TYLER, 2 OTHERS, ON LIST FOR CURLEY SEAT
Ready to serve, he says: John Tyler at borough hall last night.
As expected, the Red Bank Republican organization has nominated John Tyler of Leighton Avenue and two others for the borough council spot vacated by the resignation of John Curley two weeks ago.
The council, led 4-1 by Democrats in the interim, now has 15 days to choose from among the three.
Tyler’s inclusion on the list, with Steve Fitzpatrick and John Giannell, is unsurprising given that he’s already on the GOP council ticket with incumbent Grace Cangemi as the party seeks to hold onto to the little it’s got at the local level.

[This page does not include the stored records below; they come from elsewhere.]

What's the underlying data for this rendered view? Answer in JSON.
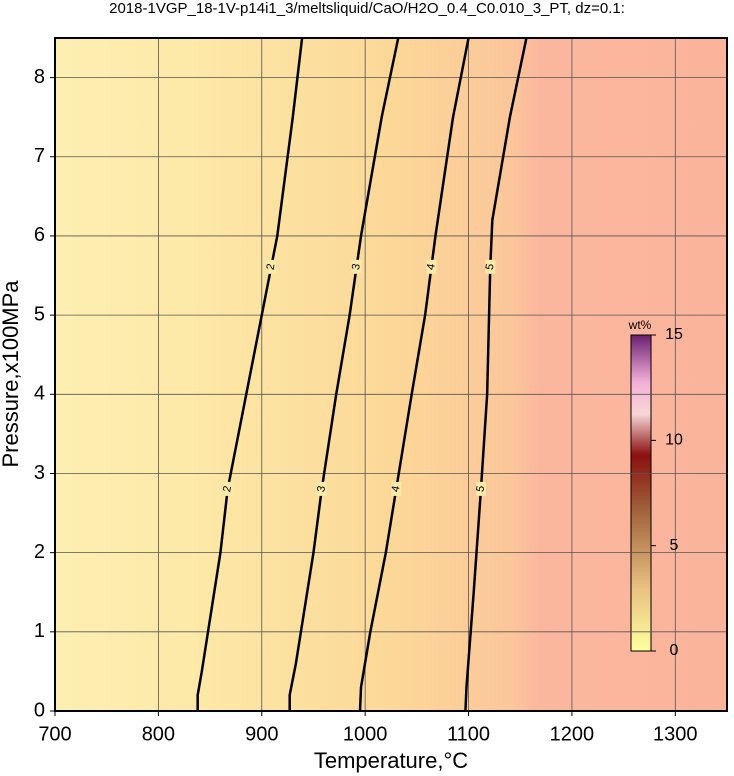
{
  "chart_data": {
    "type": "contour",
    "title": "2018-1VGP_18-1V-p14i1_3/meltsliquid/CaO/H2O_0.4_C0.010_3_PT, dz=0.1:",
    "x_label": "Temperature,°C",
    "y_label": "Pressure,x100MPa",
    "xlim": [
      700,
      1350
    ],
    "xticks": [
      700,
      800,
      900,
      1000,
      1100,
      1200,
      1300
    ],
    "ylim": [
      0,
      8.5
    ],
    "yticks": [
      0,
      1,
      2,
      3,
      4,
      5,
      6,
      7,
      8
    ],
    "grid": true,
    "contours": [
      {
        "level": 2,
        "x": [
          838,
          838,
          842,
          860,
          867,
          885,
          900,
          915,
          930,
          939
        ],
        "y": [
          0,
          0.2,
          0.5,
          2,
          2.8,
          4,
          5,
          6,
          7.5,
          8.5
        ]
      },
      {
        "level": 3,
        "x": [
          927,
          927,
          933,
          950,
          958,
          972,
          985,
          996,
          1016,
          1032
        ],
        "y": [
          0,
          0.2,
          0.6,
          2,
          2.8,
          4,
          5,
          6,
          7.5,
          8.5
        ]
      },
      {
        "level": 4,
        "x": [
          995,
          996,
          1005,
          1020,
          1030,
          1045,
          1058,
          1068,
          1085,
          1100
        ],
        "y": [
          0,
          0.3,
          1,
          2,
          2.8,
          4,
          5,
          6,
          7.5,
          8.5
        ]
      },
      {
        "level": 5,
        "x": [
          1097,
          1098,
          1105,
          1112,
          1118,
          1121,
          1123,
          1140,
          1156
        ],
        "y": [
          0,
          0.3,
          1.5,
          2.8,
          4,
          5.6,
          6.2,
          7.5,
          8.5
        ]
      }
    ],
    "colorbar": {
      "label": "wt%",
      "lim": [
        0,
        15
      ],
      "ticks": [
        0,
        5,
        10,
        15
      ]
    }
  }
}
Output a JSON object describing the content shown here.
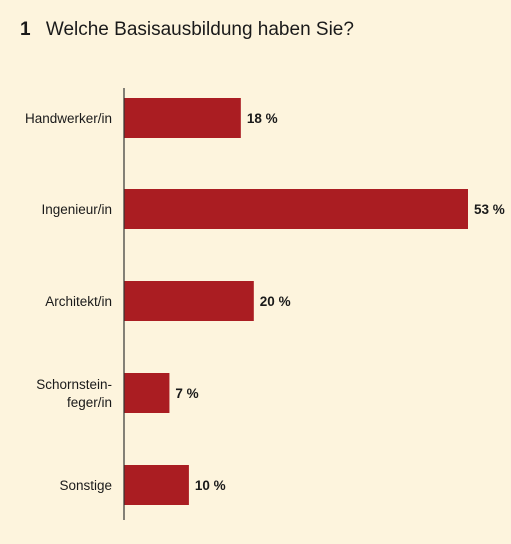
{
  "question": {
    "number": "1",
    "text": "Welche Basisausbildung haben Sie?"
  },
  "chart_data": {
    "type": "bar",
    "orientation": "horizontal",
    "title": "Welche Basisausbildung haben Sie?",
    "categories": [
      [
        "Handwerker/in"
      ],
      [
        "Ingenieur/in"
      ],
      [
        "Architekt/in"
      ],
      [
        "Schornstein-",
        "feger/in"
      ],
      [
        "Sonstige"
      ]
    ],
    "values": [
      18,
      53,
      20,
      7,
      10
    ],
    "value_labels": [
      "18 %",
      "53 %",
      "20 %",
      "7 %",
      "10 %"
    ],
    "unit": "%",
    "xlim": [
      0,
      53
    ],
    "grid": false,
    "colors": {
      "bar": "#aa1d22",
      "axis": "#333333",
      "background": "#fdf4dd"
    }
  }
}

They’ll face Dems Juanita Lewis and Ed Zipprich in November.
Tyler’s on the ticket because of his impressive first-time run for council last year, when he lost a squeaker to Kathleen Horgan.
Tyler’s profile rose over the past two years as he, his wife Krishna, and another Leighton Avenue resident, John Ross, pressed the council to take action against Best Liquors for what they say is constant noise and littering, occasional prostitution and other law violations in the vicinity of the store.
In June, 2007, the council voted after a series of hearings to revoke the store’s license to distribute alcohol, but owner Sunny Sharma appealed the decision to the state Alcoholic Beverage Control agency, which has yet to rule on the matter.
Giannell is a former local GOP chairman who the Asbury Park Press sys lives on Pearl Street. Fitzpatrick, of Hudson Avenue, is a regular at council meetings who often presses for transparency in campaign contributions.
Mayor Pasquale Menna says he’ll now “invite the three candidates to meet with me or the council, or at bare minimum submit resumes” for what he says will be an informal evaluation.
“It’s not an inquisition,” he says, “just a little chat.”
Tyler, who agrees he’s the presumptive lead in the beauty contest, says he’ll comply with “whatever [Menna] wants.”
As for Giannell and Fitzpatrick, Tyler says, they’re just as qualified for the council job as he is, but “I think I want it a little more than they do, so I’m ready for it.”
He added that filling Curley’s chair during election season would both give him council experience and boost his name recognition among voters as Nov. 4 approaches.